White House: Kushner met with Saudi crown prince

President Donald Trump’s senior adviser Jared Kushner met with Saudi Arabia’s crown prince Tuesday in their first face-to-face encounter since the October 2018 murder of journalist Jamal Khashoggi.

Crown Prince Mohammed bin Salman, who sources have told CNN the CIA assesses with high confidence ordered Khashoggi’s murder, met Kushner along with his father King Salman to discuss US-Saudi cooperation, the Israeli-Palestinian conflict and economic investment in the region according to a readout of the meeting released by the White House.

The readout — issued a day after the meeting and minutes after Trump’s former attorney and fixer Michael Cohen began testifying before Congress — does not mention Khashoggi, a columnist for the Washington Post who was lured to the Saudi consulate in Istanbul in a premeditated attack.

The father of four was set upon by a team of men from bin Salman’s inner circle, killed and dismembered.

The timing of the White House statement and its omissions seem designed to draw attention away from the charged issue of Khashoggi’s murder. Trump’s refusal to condemn Riyadh for the killing and his dismissal of the intelligence has riled Congress and infuriated even his closest allies there. It’s given lawmakers a rare focus for bipartisan unity and led to unprecedented debate about the strategic value and costs of the US-Saudi alliance.

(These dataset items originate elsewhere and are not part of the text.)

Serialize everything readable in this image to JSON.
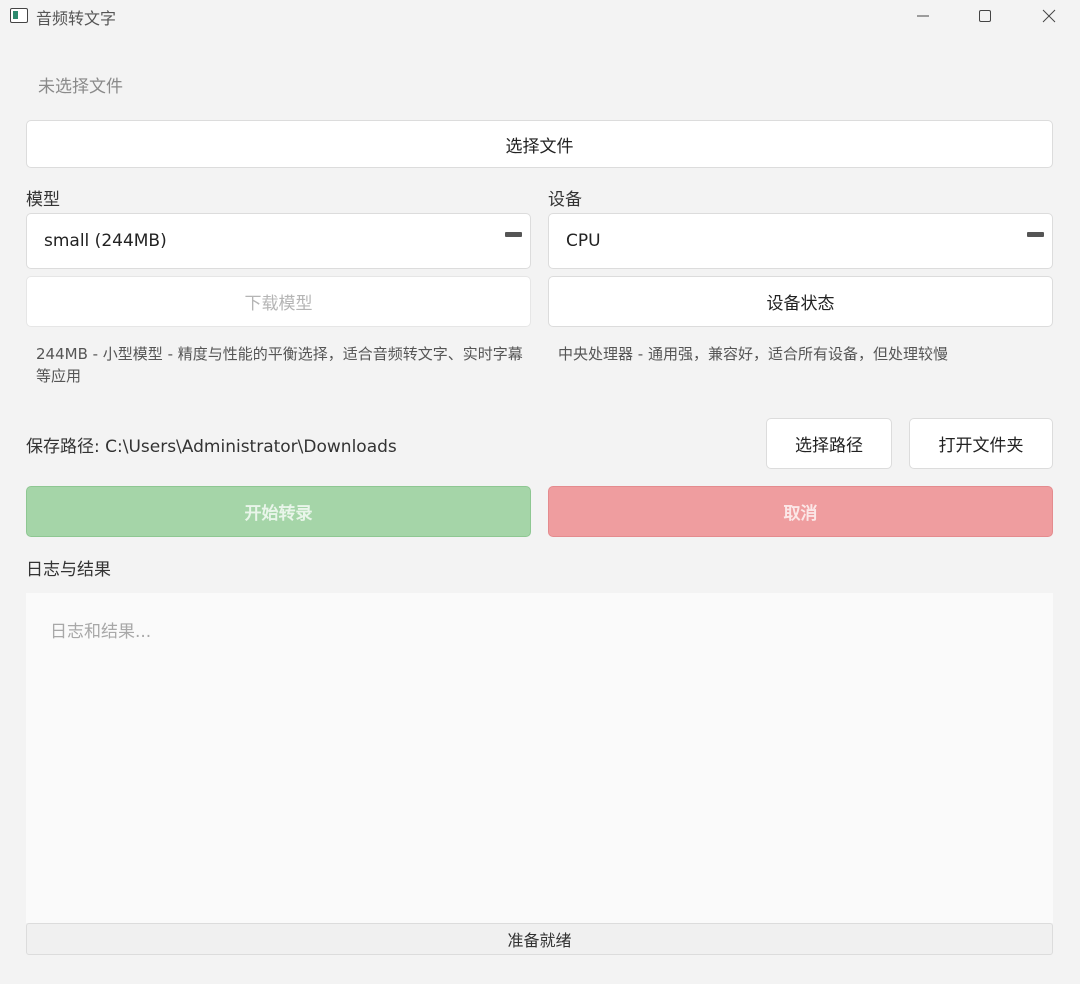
{
  "window": {
    "title": "音频转文字"
  },
  "file": {
    "status": "未选择文件",
    "choose_label": "选择文件"
  },
  "model": {
    "label": "模型",
    "selected": "small (244MB)",
    "download_label": "下载模型",
    "description": "244MB - 小型模型 - 精度与性能的平衡选择，适合音频转文字、实时字幕等应用"
  },
  "device": {
    "label": "设备",
    "selected": "CPU",
    "status_label": "设备状态",
    "description": "中央处理器 - 通用强，兼容好，适合所有设备，但处理较慢"
  },
  "save": {
    "path_text": "保存路径: C:\\Users\\Administrator\\Downloads",
    "choose_path_label": "选择路径",
    "open_folder_label": "打开文件夹"
  },
  "actions": {
    "start_label": "开始转录",
    "cancel_label": "取消"
  },
  "log": {
    "label": "日志与结果",
    "placeholder": "日志和结果..."
  },
  "status": {
    "text": "准备就绪"
  },
  "colors": {
    "start_button": "#a5d5a8",
    "cancel_button": "#ef9d9f",
    "background": "#f3f3f3"
  },
  "icons": {
    "app": "app-window-icon",
    "minimize": "minimize-icon",
    "maximize": "maximize-icon",
    "close": "close-icon",
    "combo_arrow": "dropdown-dash-icon"
  }
}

Kushner, who is married to Trump’s daughter Ivanka Trump, has come under particularly close scrutiny for cultivating close ties to the powerful Saudi crown prince, even before reports emerged that he operated behind the scenes to mitigate the fallout from Khashoggi’s murder.

As the White House press office issued the 90-word statement, Cohen had begun potentially pivotal testimony before the House Oversight Committee that riveted much of Washington.

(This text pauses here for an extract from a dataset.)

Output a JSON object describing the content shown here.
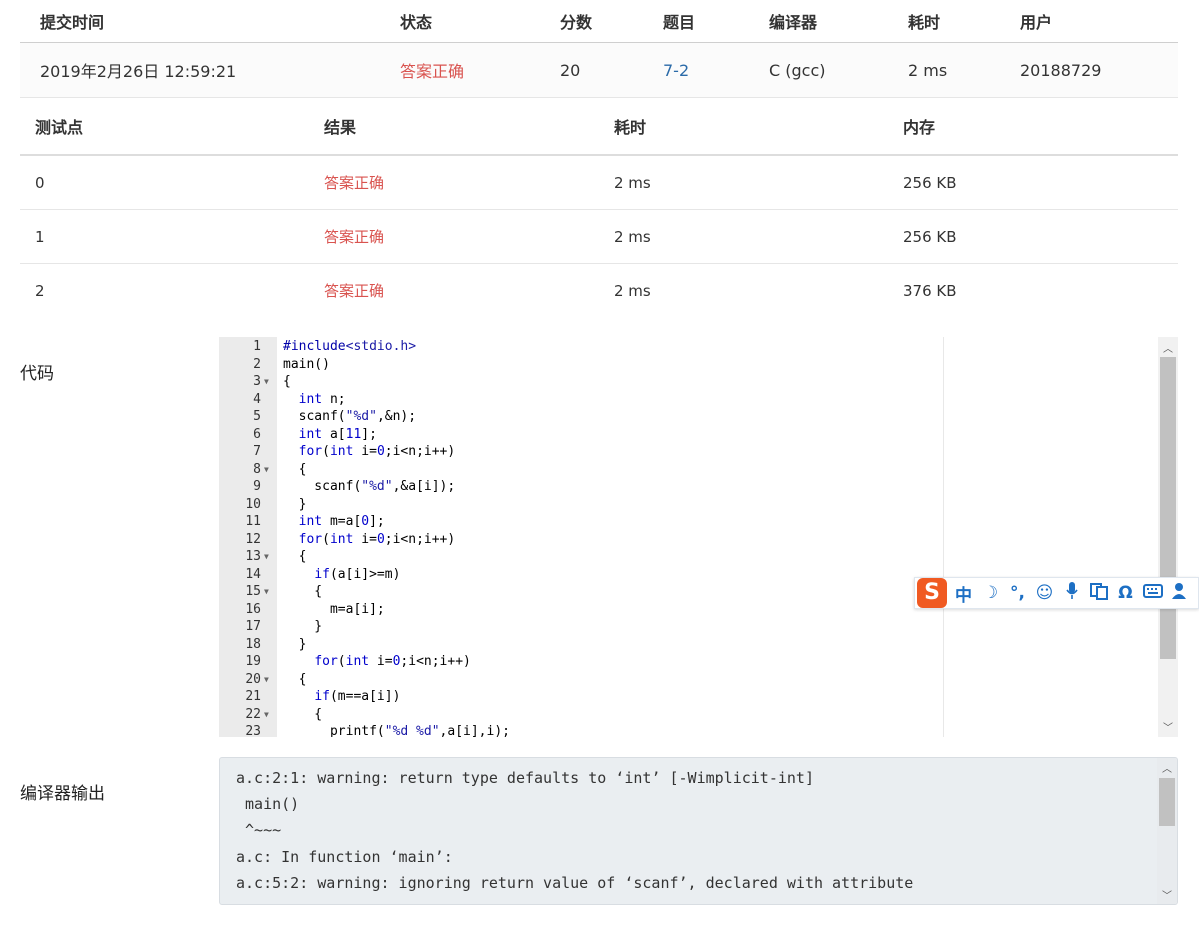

Cohen detailed Trump’s involvement in hush-money payments to women he’d allegedly had affairs with; the President’s awareness that his longtime confidante Roger Stone was reaching out to WikiLeaks in an effort to undermine the campaign of his opponent Hillary Clinton; and Trump’s knowledge that his company was pursuing a project in Russia well into the 2016 election.

The President has, at one point or another, denied knowledge, awareness or involvement in these issues.

Trump’s son-in-law is touring Gulf countries to brief allies on the administration’s proposal for an Israeli-Palestinian peace deal, which they hope oil-rich Saudi Arabia and its neighbors will support. Kushner’s stops include the United Arab Emirates, Bahrain, Oman, Saudi Arabia and Qatar.

Kushner is making a stop in Turkey, but is not visiting Jordan, which shares a border with Israel, has a high Palestinian population and whose king has oversight over the holy Muslim sites in Jerusalem.

Riyadh has maintained that neither bin Salman nor his father King Salman knew of the operation to target Khashoggi. Kushner, along with other White House officials, have sidestepped the question of bin Salman’s culpability and repeatedly insisted that the Kingdom is too important a strategic partner — on the Israeli-Palestinian conflict and in countering Iran — to rush to punish.

“We have to be able to work with our allies, and Saudi Arabia has, I think, been a very strong ally in terms of pushing back on Iran’s aggression,” Kushner said in an October interview with CNN’s Van Jones.

“The Middle East is a rough place. It’s been a rough place for a very long time,” Kushner said, adding that, “We have to be able to pursue our strategic objectives. But we also have to deal with what is obviously a terrible situation.”

Administration critics say the White House has done little to “deal with” the Khashoggi murder and Congress has churned out a series of measures to push for action, often focusing on the 35-year-old crown prince as a destabilizing force in the region as well as his alleged role in Khashoggi’s murder.

A bipartisan group of senators introduced legislation in 2018 that would have pared pack US support for the war in Yemen and require sanctions on all those involved in Khashoggi’s killing. The Republican-led Senate also passed a resolution assigning blame for Khashoggi’s murder to the crown prince and demanding that the US pull back from Yemen.

The stand-off between Congress and the White House over Saudi Arabia isn’t likely to end soon.

In February, Trump missed a congressionally-mandated deadline to determine whether bin Salman is responsible for Khashoggi’s killing and report the findings to Congress as well as any decision to impose sanctions.

Instead, Secretary of State Mike Pompeo sent Senate Foreign Relations chairman James Risch, an Idaho Republican, and the ranking Democrat on the committee, Robert Menendez of New Jersey, letters that appeared to lay out administration talking points.

Pompeo responded to criticism from lawmakers that the administration is not doing enough in response to the murder of Jamal Khashoggi. “America’s not covering up for a murder,” Pompeo said during remarks in Budapest, Hungary. The secretary added, “The president’s made very clear, couldn’t have been more clear, as we get additional information, we’ll continue to hold all of those responsible accountable.”